Visitors to Turks & Caico want to be in or on the water, and there are plentiful excursions, from sunset sails to diving ship wrecks to kayaking to see the mangrove forests. Long says she had a great time at a restaurant called Da Conch Shack, where her family ate dinner “while dipping our toes in the sand,” then participated in a masquerade party known as a Junkanoo.
Where to stay
Seven Stars overlooks Grace Bay and is close enough to walk to restaurants in town. Midweek rooms in January start at $780, sevenstarsgracebay.com. Less-expensive lodgings can be found at SailAway Cottages, with five units starting at $209 a night, sailawaycottages.com.

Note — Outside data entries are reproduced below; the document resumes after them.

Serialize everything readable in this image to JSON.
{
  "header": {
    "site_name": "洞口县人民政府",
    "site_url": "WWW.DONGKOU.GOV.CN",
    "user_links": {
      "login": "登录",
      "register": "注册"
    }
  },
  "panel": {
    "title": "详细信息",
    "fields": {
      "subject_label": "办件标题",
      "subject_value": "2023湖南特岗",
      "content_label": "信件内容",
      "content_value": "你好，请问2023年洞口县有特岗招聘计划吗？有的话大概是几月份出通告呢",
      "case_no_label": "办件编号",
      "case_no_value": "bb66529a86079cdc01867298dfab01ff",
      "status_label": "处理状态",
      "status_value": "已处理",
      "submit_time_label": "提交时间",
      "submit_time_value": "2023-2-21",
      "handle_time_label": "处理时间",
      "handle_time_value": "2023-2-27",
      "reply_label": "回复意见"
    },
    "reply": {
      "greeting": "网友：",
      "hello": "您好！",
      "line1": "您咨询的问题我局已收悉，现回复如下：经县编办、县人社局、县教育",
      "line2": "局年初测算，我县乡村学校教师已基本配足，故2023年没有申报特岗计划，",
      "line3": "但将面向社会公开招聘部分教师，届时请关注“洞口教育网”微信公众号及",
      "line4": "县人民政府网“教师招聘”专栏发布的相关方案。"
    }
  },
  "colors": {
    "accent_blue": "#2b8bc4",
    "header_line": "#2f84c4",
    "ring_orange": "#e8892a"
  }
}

Flights: Spirit Airlines has a nonstop flight from LaGuardia to Ft. Lauderdale taking just over three hours, $89 round trip. From there, take a two-hour ferry to Bimini, about $225, baleariacaribbean.com.
The tiny island chain is known as one of the best games fishing locations in the world. Only 50 miles east of Miami, it was one of Ernest Hemingway’s favorite vacation spots — he supposedly wrote parts of “To Have and Have Not” while staying at the Compleat Angler hotel, which burned down in 2006, taking a lot of Hemingway memorabilia with it.

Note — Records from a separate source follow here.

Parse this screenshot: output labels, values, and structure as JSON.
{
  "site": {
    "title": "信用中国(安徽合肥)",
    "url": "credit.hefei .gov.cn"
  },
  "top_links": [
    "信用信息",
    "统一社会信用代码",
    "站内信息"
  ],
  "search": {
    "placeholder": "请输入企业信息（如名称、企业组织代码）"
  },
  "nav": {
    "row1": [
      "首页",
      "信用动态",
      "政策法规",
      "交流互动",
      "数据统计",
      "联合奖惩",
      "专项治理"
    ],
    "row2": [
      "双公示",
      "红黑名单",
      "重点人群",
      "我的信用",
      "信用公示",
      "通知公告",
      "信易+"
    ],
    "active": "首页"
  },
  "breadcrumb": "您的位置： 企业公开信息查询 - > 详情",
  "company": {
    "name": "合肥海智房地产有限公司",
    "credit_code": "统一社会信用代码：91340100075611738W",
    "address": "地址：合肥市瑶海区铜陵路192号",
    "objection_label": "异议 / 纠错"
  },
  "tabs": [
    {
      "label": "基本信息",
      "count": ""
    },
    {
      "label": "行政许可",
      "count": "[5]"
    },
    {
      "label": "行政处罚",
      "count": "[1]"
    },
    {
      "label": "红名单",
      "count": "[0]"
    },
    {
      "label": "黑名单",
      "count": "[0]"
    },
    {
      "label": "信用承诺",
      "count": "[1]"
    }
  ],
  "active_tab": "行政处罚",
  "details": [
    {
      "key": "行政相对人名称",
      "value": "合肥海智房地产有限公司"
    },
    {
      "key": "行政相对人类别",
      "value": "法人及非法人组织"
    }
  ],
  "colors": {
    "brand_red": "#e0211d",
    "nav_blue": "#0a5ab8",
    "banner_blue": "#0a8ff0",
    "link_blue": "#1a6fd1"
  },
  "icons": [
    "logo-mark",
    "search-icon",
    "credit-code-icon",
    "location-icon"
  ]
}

North Bimini is the busiest of the two main islands — that’s where you’ll find the capital, Alice Town, along with hotels, shops and restaurants. On the quieter South Bimini, visitors are drawn to the spot where Ponce de Leon went looking for the Fountain of Youth. He didn’t find it, but there is a freshwater pond, accessible only by boat, called the Healing Hole, said to have some restorative properties.
Divers seek out the shipwreck of the SS Sapona — its hull can be seen above water, making it a navigational landmark. The waters of Bimini are also home to several varieties of dolphin, and for thrill seekers, a huge population of hammerhead sharks.
Where to stay
The Hilton at Resorts World Bimini dominates the north island, with 750 acres including a beach, marina, casino, lazy river and multiple dining options and a tram service to help guests navigate the property; a double room mid-January starts at $229.